Written for the "A Quest Into The Unknown Challenge" in the HPFC Forum.
The wind blew harshly outside, while I sat, alone, in my bedroom. Outside, in the hallway, I heard Tuney talking to her friends while they walked right by the room. Saddened, I pulled my knees to my chest and rested my chin there, also leaning against the wall. Unbidden, my eyes traveled from my pinkish-white walls- a result of ten-year-old girly love for the color, and a nostalgic longing for the past I can't seem to shake- over the red and gold posters that adorned my walls, over the pictures of my friends, to that one group picture that had been taken earlier this year.
I stared at it for a very long time.
After what seemed like hours, I stood up, my legs protesting the movements, making their displeasure known by adding a prickling feeling to my skin- like I was being pricked by pins and needles. It was a feeling I knew well, having a bad habit of staying in one place for too long, but not a feeling I appreciated.
I reached out, almost in a trance, and picked up the moving picture. I, presently, was the only one of my friends not to have befriended all four of the notorious pranking Marauders. I was only a friend with Remus Lupin, the brains of the group. Still, the rest of my clique was friends with them, so, naturally, I was grouped with the troublemakers more often than I would have liked.

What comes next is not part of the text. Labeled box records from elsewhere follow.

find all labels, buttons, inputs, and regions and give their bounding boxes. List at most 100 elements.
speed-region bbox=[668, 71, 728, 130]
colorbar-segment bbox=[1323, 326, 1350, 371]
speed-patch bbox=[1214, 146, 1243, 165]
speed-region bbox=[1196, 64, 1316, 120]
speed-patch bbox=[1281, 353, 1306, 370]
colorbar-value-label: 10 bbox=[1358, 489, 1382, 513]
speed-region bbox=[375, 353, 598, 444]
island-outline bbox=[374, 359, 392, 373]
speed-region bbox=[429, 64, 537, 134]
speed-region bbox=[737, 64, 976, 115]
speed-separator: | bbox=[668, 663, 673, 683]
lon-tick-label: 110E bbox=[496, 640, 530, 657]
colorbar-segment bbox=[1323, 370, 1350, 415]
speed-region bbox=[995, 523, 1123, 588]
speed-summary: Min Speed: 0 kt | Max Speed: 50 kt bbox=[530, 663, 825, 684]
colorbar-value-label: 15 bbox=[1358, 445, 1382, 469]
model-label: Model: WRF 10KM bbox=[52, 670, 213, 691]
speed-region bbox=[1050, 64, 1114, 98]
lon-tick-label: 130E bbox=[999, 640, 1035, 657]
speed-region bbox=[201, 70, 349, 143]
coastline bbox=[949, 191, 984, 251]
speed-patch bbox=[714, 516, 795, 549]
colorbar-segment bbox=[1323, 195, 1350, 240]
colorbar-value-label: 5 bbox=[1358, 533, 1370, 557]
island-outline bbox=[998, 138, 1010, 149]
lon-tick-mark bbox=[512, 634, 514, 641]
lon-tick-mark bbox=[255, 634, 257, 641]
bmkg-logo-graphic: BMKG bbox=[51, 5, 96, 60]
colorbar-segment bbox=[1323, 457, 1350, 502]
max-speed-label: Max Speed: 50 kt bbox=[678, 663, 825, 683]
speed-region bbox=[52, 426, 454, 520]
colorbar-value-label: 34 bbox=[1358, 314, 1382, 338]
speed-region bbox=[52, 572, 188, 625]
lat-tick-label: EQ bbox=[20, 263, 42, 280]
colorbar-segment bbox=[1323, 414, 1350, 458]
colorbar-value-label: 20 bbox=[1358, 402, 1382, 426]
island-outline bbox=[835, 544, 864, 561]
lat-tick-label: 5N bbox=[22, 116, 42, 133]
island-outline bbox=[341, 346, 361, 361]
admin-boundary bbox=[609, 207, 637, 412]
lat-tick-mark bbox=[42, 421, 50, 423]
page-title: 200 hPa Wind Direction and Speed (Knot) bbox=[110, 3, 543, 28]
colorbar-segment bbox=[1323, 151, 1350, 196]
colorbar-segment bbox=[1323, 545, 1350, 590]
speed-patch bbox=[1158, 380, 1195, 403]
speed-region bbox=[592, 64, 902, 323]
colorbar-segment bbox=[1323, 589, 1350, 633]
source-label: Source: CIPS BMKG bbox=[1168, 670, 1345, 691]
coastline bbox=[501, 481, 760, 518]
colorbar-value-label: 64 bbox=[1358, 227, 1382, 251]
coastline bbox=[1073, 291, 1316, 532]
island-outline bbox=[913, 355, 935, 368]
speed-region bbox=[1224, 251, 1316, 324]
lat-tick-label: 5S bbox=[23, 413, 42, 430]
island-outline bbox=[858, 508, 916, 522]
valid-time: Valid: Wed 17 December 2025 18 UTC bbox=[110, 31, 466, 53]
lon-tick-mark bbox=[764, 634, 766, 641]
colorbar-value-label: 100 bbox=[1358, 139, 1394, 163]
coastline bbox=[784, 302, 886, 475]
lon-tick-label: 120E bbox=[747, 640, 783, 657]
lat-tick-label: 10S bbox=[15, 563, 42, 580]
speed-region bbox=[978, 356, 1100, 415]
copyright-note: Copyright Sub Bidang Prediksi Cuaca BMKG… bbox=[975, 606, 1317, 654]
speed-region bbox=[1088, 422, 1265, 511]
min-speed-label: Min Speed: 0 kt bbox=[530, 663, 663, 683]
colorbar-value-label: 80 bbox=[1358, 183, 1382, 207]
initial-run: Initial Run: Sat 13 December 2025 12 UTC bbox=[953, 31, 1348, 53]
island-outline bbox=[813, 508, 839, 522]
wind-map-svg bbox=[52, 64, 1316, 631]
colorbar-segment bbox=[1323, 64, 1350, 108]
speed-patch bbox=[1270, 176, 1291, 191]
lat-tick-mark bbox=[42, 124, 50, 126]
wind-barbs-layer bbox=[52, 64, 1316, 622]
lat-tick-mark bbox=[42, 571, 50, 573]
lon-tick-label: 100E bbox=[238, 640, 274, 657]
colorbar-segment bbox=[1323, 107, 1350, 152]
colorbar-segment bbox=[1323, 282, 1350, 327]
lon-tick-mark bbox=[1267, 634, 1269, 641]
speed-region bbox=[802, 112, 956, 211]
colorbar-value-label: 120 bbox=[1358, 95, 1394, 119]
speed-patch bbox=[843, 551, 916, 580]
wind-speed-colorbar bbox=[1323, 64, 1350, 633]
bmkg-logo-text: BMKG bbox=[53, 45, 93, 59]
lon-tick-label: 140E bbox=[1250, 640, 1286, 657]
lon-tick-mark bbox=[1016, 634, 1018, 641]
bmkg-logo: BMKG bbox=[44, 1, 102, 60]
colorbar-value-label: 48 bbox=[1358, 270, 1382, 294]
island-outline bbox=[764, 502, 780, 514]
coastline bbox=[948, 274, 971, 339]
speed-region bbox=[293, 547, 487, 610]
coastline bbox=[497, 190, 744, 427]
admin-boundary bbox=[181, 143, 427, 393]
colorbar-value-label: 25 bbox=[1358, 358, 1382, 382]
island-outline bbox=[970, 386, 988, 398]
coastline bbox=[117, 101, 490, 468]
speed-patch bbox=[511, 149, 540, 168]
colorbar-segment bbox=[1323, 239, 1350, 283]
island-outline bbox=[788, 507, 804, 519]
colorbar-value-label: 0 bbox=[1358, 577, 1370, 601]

I used to hate them- all of them. Remus gave off bad vibes at first, so he's hard to know. It took a lot of courage on my part to reach him. Everyone else followed, after that. I blinked at the picture, taking in the people- my friends, Marline, Dorcas, Alice, Emmeline, Mary, and then the Marauders themselves- James Potter, Sirius Black, Peter Pettigrew, and then Remus.
I used to believe that James Potter was a menace. Then, when I had just started to fall for my ex-best friend Severus Snape, he showed his true colors and called me the most foul of names- a mudblood. I know now he was never the right choice. He loved me, true, this I know, but he clearly does not respect me. I do not want a husband who honors me as a queen, if he does not love me as a woman.
I've grown closer to the Marauders, James in particular. He isn't such a menace anymore. His smile isn't as cruel. His attitude isn't annoying, nor is his voice or his habit of running his fingers through his hair. I used to think that he did it just to impress me, which always failed miserably, but later, Remus told me that James' hair often falls into his eyes, so he can't see properly.
The picture that was in my hands was taken in Hogsmeade, when we went together as a group for the first time. We had one of the Ravenclaw girls take the picture for us. Each of us had a copy- it really turned out to be a fun time. I remembered it like it was yesterday, but, of course, it was nearly three months ago.
I set the picture down, feeling lonelier than I had ever felt. I loved my parents, this was true, but I'm starting to regret my decision to return home for Easter break. After all, I had no friends here, nor did I have my sister anymore to bring me comfort. My parents, terribly ill as they were, could not do much for me. Turning, I walked over to my door and opened it, stepping into the hallway. I shut my door behind me gently, before I headed down the stairs, into the living room. I didn't pause to look at anything there, instead heading straight for the windowsill that looked out into the street I lived on.
The rain hit the other buildings, the street, the park equipment, hard. I could see the droplets of rain splash upwards after they hit the ground. I glanced up to my porch roof, before I opened the window and slid outside onto the wooden patio, safe from the rain. Above me, wind chimes dangled and mixed with the loud noise that came with the rain. Each time the moved, it seems like my feet got a little wetter, and I got a little less lonely.